What is the action of hot hydroiodic acid on isopropyl methyl ether?

Answer 1

Hint: The carbon-oxygen bond in ethers can be cleaved by heating with the halogen acid such as hydroiodic acid $\text{ HI }$ . The general reaction of the ether with the hydroiodic acid is as shown below,
$\begin{matrix}
   \text{R}-\text{O}-\text{R} & \text{+} & \text{HX} & \xrightarrow{\text{373 K}} & \text{ROH} & \text{+} & \text{RX} \\
   \text{(Ether)} & {} & \text{(Halogen acid)} & {} & \text{(Alcohol)} & {} & \text{(Alkyl halide)} \\
\end{matrix}$

Complete Solution :
Ethers are the least reactive of the functional groups. Carbon-oxygen bond in ethers can be cleaved under drastic conditions.
Hot hydroiodic acid reacts with the isopropyl methyl ether. This results in the cleavage of the carbon-oxygen bonds. Thus reaction of isopropyl methyl ether hot hydroiodic acid gives Propan-2- ol, and iodomethane or methyl iodide.
The cleavage of the reaction of isopropyl methyl ether follows the following mechanism:
1. The ether molecule being base gets protonated ether or oxonium salt.
The reaction takes place in the presence of hydroiodic acid because these reagents are sufficiently acidic.
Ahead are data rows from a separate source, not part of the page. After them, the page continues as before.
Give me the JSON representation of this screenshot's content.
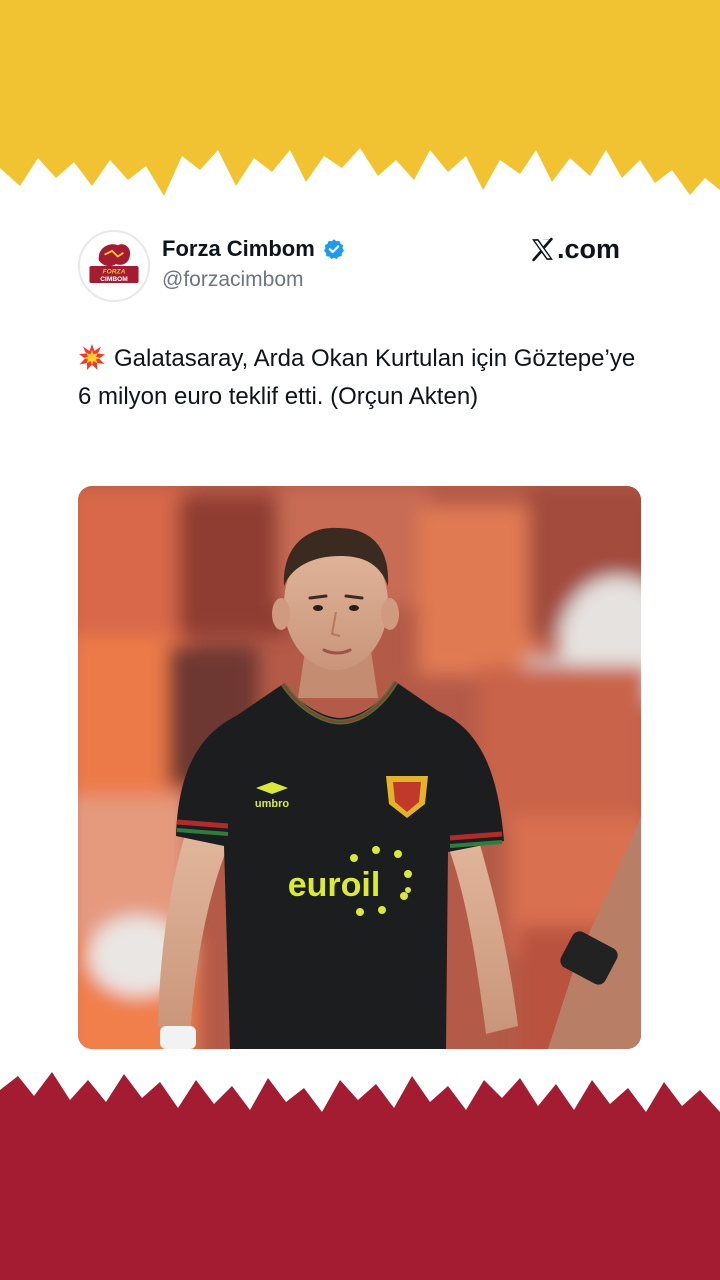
{
  "colors": {
    "top_band": "#f1c232",
    "bottom_band": "#a31c32",
    "verified": "#1d9bf0",
    "text": "#0f1419",
    "muted": "#6b7680",
    "jersey": "#1b1d1f",
    "jersey_text": "#d9ea3a"
  },
  "header": {
    "display_name": "Forza Cimbom",
    "handle": "@forzacimbom",
    "verified_icon": "verified-badge-icon",
    "site_label": ".com",
    "site_icon": "x-logo-icon",
    "avatar_logo_text": [
      "FORZA",
      "CIMBOM"
    ]
  },
  "tweet": {
    "emoji_icon": "collision-icon",
    "text": "Galatasaray, Arda Okan Kurtulan için Göztepe’ye 6 milyon euro teklif etti. (Orçun Akten)"
  },
  "photo": {
    "jersey_sponsor": "euroil",
    "kit_brand": "umbro"
  }
}
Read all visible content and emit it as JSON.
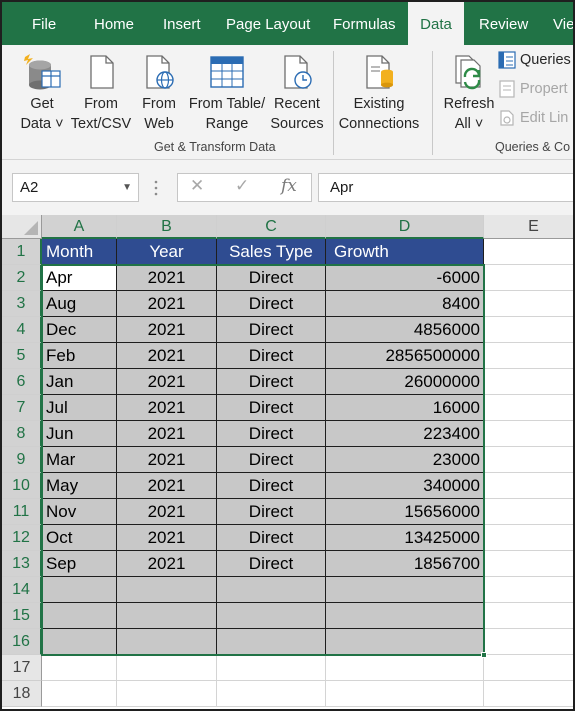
{
  "ribbon_tabs": [
    {
      "label": "File",
      "active": false
    },
    {
      "label": "Home",
      "active": false
    },
    {
      "label": "Insert",
      "active": false
    },
    {
      "label": "Page Layout",
      "active": false
    },
    {
      "label": "Formulas",
      "active": false
    },
    {
      "label": "Data",
      "active": true
    },
    {
      "label": "Review",
      "active": false
    },
    {
      "label": "Vie",
      "active": false
    }
  ],
  "ribbon": {
    "get_data": {
      "line1": "Get",
      "line2": "Data ˅",
      "icon": "database-icon"
    },
    "from_text_csv": {
      "line1": "From",
      "line2": "Text/CSV",
      "icon": "document-icon"
    },
    "from_web": {
      "line1": "From",
      "line2": "Web",
      "icon": "globe-document-icon"
    },
    "from_table_range": {
      "line1": "From Table/",
      "line2": "Range",
      "icon": "table-icon"
    },
    "recent_sources": {
      "line1": "Recent",
      "line2": "Sources",
      "icon": "clock-document-icon"
    },
    "existing_connections": {
      "line1": "Existing",
      "line2": "Connections",
      "icon": "connections-icon"
    },
    "group_get_transform": "Get & Transform Data",
    "refresh_all": {
      "line1": "Refresh",
      "line2": "All ˅",
      "icon": "refresh-icon"
    },
    "queries_connections": "Queries",
    "properties": "Propert",
    "edit_links": "Edit Lin",
    "group_queries": "Queries & Co"
  },
  "formula_bar": {
    "name_box": "A2",
    "cancel_glyph": "✕",
    "enter_glyph": "✓",
    "fx_glyph": "fx",
    "content": "Apr"
  },
  "columns": [
    "A",
    "B",
    "C",
    "D",
    "E"
  ],
  "rows": [
    "1",
    "2",
    "3",
    "4",
    "5",
    "6",
    "7",
    "8",
    "9",
    "10",
    "11",
    "12",
    "13",
    "14",
    "15",
    "16",
    "17",
    "18"
  ],
  "table": {
    "headers": [
      "Month",
      "Year",
      "Sales Type",
      "Growth"
    ],
    "rows": [
      [
        "Apr",
        "2021",
        "Direct",
        "-6000"
      ],
      [
        "Aug",
        "2021",
        "Direct",
        "8400"
      ],
      [
        "Dec",
        "2021",
        "Direct",
        "4856000"
      ],
      [
        "Feb",
        "2021",
        "Direct",
        "2856500000"
      ],
      [
        "Jan",
        "2021",
        "Direct",
        "26000000"
      ],
      [
        "Jul",
        "2021",
        "Direct",
        "16000"
      ],
      [
        "Jun",
        "2021",
        "Direct",
        "223400"
      ],
      [
        "Mar",
        "2021",
        "Direct",
        "23000"
      ],
      [
        "May",
        "2021",
        "Direct",
        "340000"
      ],
      [
        "Nov",
        "2021",
        "Direct",
        "15656000"
      ],
      [
        "Oct",
        "2021",
        "Direct",
        "13425000"
      ],
      [
        "Sep",
        "2021",
        "Direct",
        "1856700"
      ]
    ]
  },
  "colors": {
    "excel_green": "#217346",
    "header_fill": "#2f4c91",
    "data_fill": "#c8c8c8"
  }
}
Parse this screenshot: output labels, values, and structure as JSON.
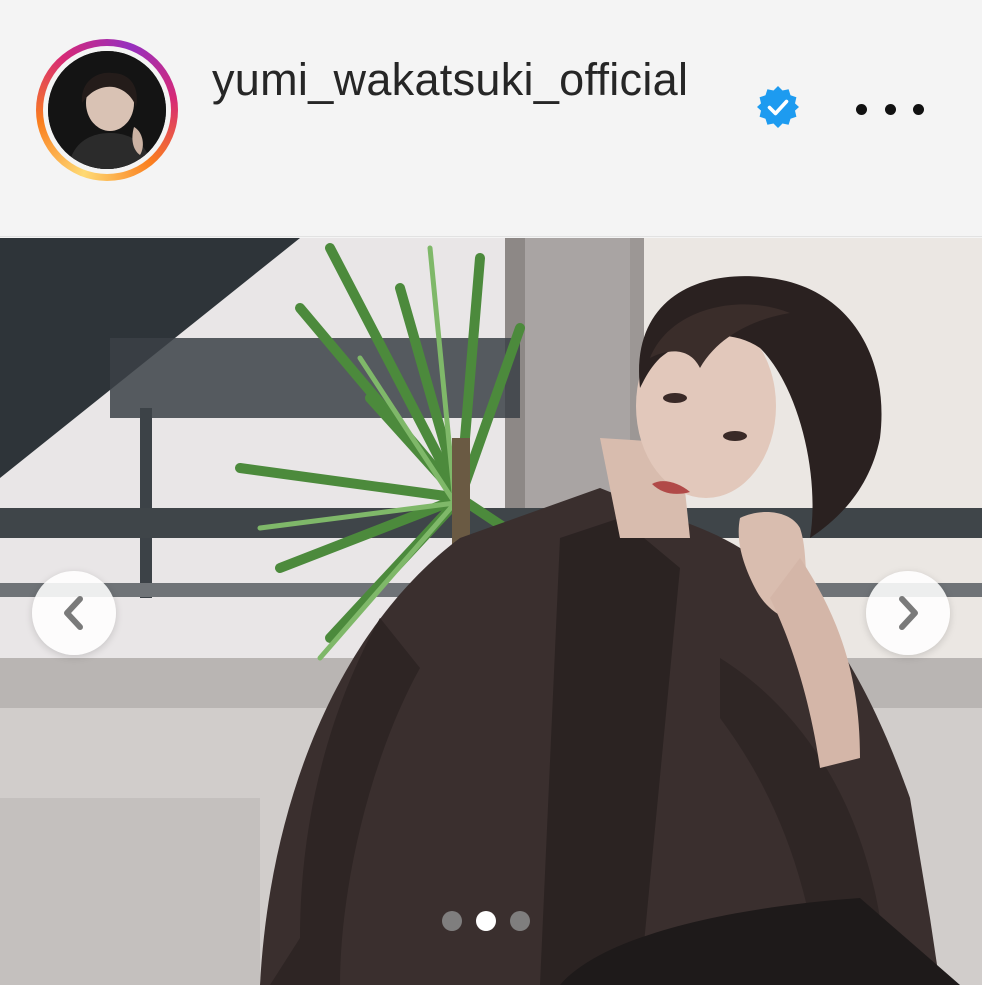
{
  "post": {
    "username": "yumi_wakatsuki_official",
    "verified": true,
    "verified_icon": "verified-badge-icon",
    "verified_color": "#1d9bf0",
    "more_icon": "more-options-icon",
    "avatar_ring_colors": [
      "#feda75",
      "#fa7e1e",
      "#d62976",
      "#962fbf"
    ]
  },
  "carousel": {
    "prev_icon": "chevron-left-icon",
    "next_icon": "chevron-right-icon",
    "slide_count": 3,
    "active_index": 1
  }
}
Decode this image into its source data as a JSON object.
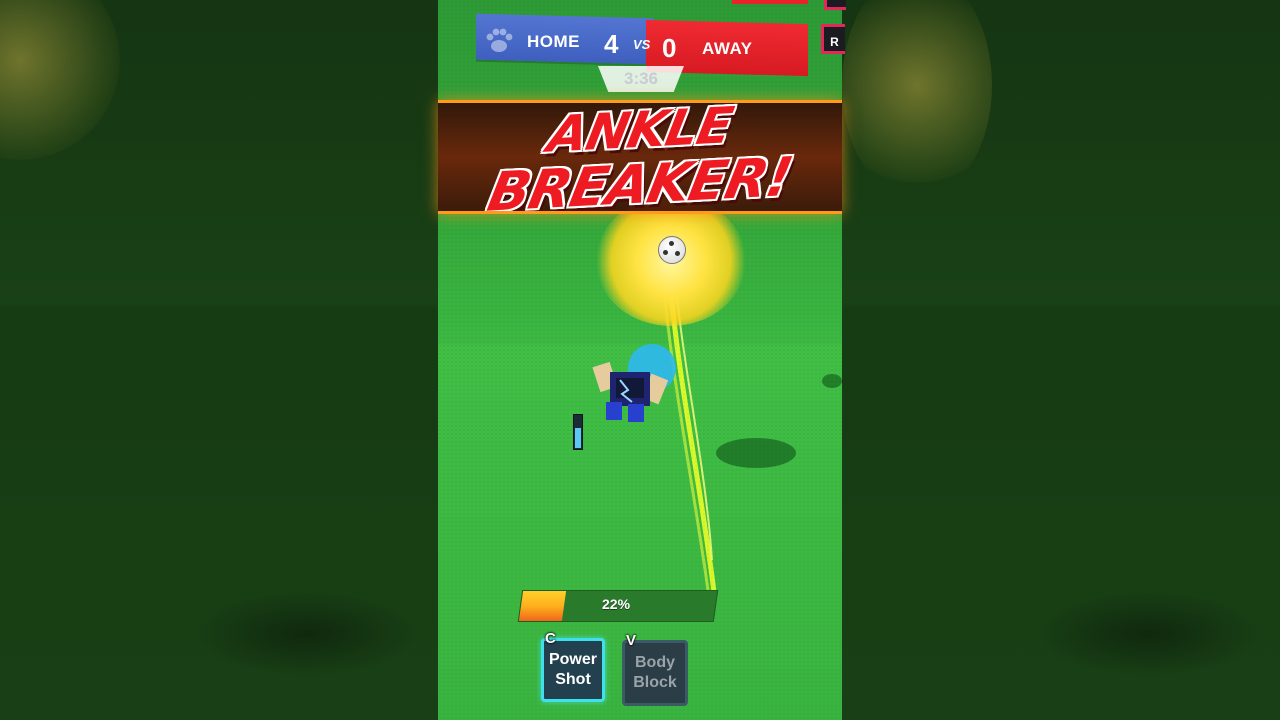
{
  "scoreboard": {
    "home_label": "HOME",
    "home_score": "4",
    "vs": "VS",
    "away_score": "0",
    "away_label": "AWAY",
    "timer": "3:36",
    "corner_button": "R"
  },
  "banner": {
    "line1": "ANKLE",
    "line2": "BREAKER!"
  },
  "charge": {
    "label": "22%",
    "fraction": 0.22
  },
  "abilities": [
    {
      "key": "C",
      "label": "Power Shot",
      "state": "active"
    },
    {
      "key": "V",
      "label": "Body Block",
      "state": "disabled"
    }
  ],
  "stamina": {
    "fraction": 0.6
  },
  "colors": {
    "home": "#4a6bc8",
    "away": "#e4212a",
    "banner_text": "#ee1c22",
    "pitch": "#3cb843",
    "active_ability_border": "#3ee0ee"
  },
  "icons": [
    "paw-icon",
    "soccer-ball-icon",
    "player-avatar"
  ]
}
2. Iodide ion $\text{ }{{\text{I}}^{-}}\text{ }$ is a good nucleophile. The protonated ether undergoes nucleophilic attack by iodide ion and displace an alcohol molecule by $\text{ }{{\text{S}}_{\text{N}}}\text{2 }$ mechanism and therefore, forms alkyl alcohol and alkyl halide.

Remember that, in the case of unsymmetrical ethers with two different alkyl groups, the size of the cleavage is such that the halide is formed from the alkyl group which is smaller in size. The reaction proceeds via $\text{ }{{\text{S}}_{\text{N}}}\text{2 }$ the mechanism. The $\text{ }{{\text{S}}_{\text{N}}}\text{2 }$ mechanism favours well with primary carbon atom .f primary and secondary alkyl groups are present then halide attack on the less hindered alkyl group.
Thus reaction of isopropyl methyl ether hot hydroiodic acid gives Propan-2- ol, and iodomethane or methyl iodide.

Note: When $\text{ HI }$is in excess and the reaction is carried out at a high temperature, methanol formed reacts with another molecule of $\text{ HI }$ and is converted into methyl iodide.

The order of reactivity of halogen acid is: $\text{ HI }>\text{ HBr }>\text{ HCl }$